Neither Overwatch nor Marvel Rivals is a threat to one another’s identity, but rather the presence of one another creates the opportunity to evolve in ways that may not been possible if that competition was never put in place. There’s no getting around the fact that both games will be compared for as long as they continue to share the same genre, so it is very important that they learn from one another.

This does not mean copying. This means observing interesting ideas, mechanics, and even abilities, and considering how they could be refined or built upon for their own game, under a different lens. If one game produces a mechanic or idea that makes team coordination more exciting, a gameplay mode that appears incredibly satisfying, or a new hero that offers a fresh idea for the hero shooter genre, then the other should explore their own interpretation of such concepts.

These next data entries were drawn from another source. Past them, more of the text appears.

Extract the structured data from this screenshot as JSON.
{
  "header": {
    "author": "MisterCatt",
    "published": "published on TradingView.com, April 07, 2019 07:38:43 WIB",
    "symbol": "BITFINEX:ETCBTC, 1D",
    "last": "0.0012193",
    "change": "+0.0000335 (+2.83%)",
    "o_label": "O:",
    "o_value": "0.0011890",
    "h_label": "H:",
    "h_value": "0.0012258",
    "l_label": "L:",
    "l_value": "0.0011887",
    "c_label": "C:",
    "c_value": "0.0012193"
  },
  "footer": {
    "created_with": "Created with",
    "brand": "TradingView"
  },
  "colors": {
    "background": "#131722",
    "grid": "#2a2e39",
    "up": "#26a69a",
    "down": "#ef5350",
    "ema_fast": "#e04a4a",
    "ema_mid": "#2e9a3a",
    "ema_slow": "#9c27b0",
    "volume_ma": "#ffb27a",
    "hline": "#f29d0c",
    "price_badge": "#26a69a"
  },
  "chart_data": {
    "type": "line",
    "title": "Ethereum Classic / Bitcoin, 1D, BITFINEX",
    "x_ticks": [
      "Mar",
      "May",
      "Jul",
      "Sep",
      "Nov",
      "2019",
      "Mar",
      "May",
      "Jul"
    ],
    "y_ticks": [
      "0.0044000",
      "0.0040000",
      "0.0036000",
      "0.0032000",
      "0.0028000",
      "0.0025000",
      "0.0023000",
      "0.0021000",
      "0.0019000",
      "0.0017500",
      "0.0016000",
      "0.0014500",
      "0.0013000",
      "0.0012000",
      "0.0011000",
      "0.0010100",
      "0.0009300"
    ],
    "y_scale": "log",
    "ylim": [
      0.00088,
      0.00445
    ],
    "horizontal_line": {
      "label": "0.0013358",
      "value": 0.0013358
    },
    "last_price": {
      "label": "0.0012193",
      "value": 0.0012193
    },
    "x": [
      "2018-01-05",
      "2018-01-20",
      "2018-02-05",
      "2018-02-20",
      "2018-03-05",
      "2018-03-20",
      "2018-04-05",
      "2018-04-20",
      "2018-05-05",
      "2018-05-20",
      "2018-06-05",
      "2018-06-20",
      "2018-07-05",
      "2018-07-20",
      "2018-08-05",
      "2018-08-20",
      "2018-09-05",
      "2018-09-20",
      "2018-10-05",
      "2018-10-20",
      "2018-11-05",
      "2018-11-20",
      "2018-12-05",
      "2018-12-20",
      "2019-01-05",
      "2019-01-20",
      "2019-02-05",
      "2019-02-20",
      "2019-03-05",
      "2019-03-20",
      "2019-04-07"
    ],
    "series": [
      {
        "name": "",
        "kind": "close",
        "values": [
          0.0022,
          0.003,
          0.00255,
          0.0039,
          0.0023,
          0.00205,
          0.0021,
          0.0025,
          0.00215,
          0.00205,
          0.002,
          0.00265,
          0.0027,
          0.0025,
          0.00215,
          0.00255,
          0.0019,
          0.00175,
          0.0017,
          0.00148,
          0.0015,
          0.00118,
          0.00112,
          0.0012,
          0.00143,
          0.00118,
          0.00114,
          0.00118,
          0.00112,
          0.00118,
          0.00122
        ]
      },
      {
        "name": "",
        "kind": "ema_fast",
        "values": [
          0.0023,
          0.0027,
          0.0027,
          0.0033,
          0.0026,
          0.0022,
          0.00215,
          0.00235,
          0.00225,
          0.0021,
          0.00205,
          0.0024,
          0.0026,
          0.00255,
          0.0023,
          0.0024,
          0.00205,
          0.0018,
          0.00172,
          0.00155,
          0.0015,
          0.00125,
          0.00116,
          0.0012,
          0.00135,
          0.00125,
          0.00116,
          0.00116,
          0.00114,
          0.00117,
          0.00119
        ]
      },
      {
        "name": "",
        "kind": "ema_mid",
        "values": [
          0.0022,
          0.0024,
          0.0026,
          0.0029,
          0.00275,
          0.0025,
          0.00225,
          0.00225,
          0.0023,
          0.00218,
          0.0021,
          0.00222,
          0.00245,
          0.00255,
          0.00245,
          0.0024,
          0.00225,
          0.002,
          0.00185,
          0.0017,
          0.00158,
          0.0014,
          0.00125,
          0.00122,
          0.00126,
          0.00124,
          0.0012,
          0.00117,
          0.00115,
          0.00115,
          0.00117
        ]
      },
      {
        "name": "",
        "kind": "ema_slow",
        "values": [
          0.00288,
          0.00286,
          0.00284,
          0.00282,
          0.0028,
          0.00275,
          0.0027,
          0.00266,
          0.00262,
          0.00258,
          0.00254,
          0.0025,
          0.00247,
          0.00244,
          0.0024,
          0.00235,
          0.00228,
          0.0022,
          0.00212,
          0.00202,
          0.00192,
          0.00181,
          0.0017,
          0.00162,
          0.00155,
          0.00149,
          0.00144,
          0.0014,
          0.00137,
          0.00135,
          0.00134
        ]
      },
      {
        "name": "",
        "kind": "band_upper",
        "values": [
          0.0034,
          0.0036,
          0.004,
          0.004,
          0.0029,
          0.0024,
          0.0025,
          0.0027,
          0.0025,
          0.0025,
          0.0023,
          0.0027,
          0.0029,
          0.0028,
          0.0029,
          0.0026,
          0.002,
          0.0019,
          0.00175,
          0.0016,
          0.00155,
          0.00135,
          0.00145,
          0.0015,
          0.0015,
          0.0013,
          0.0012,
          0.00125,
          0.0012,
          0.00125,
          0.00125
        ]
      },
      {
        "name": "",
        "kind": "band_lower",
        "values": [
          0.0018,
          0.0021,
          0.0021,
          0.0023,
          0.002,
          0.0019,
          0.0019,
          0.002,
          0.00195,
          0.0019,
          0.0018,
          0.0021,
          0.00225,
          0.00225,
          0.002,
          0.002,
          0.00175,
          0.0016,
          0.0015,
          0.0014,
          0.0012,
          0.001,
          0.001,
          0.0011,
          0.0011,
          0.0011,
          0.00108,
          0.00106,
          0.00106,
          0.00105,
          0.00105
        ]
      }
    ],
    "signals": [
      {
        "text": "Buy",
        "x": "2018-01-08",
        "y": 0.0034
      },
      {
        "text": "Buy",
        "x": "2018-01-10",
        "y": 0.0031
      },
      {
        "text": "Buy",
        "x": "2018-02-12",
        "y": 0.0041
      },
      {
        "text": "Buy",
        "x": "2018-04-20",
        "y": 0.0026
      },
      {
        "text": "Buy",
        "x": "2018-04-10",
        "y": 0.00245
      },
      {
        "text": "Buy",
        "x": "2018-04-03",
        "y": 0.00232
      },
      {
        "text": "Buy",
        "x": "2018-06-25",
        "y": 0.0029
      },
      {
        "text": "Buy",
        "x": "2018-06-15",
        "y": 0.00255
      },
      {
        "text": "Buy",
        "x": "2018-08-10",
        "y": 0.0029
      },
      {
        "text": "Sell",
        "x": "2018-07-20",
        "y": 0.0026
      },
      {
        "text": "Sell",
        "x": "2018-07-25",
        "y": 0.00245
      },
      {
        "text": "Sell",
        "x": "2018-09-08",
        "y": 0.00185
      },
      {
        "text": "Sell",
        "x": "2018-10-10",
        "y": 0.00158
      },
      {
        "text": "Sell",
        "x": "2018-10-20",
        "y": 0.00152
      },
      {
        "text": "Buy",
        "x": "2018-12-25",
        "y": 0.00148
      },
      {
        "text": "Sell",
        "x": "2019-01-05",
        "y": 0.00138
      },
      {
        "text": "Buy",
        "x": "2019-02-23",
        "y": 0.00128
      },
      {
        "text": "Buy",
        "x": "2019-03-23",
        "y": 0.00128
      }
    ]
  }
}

The Future of the Hero Shooter Genre is Brighter Through Competition

Players now get to choose which execution of these familiar hero roles and hero shooter gameplay mechanics they prefer through both Overwatch and Marvel Rivals. Rather than framing each new reveal as theft, it is far more productive to consider it proof of the Hero Shooter genre living on and these titles learning from one another. With Marvel Rivals success, Overwatch has to stay sharp. If Overwatch creates something exceptional, then Marvel Rivals must step up. It’s a healthy cycle that ensures better balance, stronger updates, thoughtful hero design, and generally a higher standard overall.

And the real truth? There’s room in this space for more than one major contender. In fact, having multiple contenders is much better for the genre because players don’t really want exclusivity – they want satisfying, entertaining games. Having two titles learn from one another and refine their own identities is far more exciting for the future than pretending only one of them has the right to exist in this space.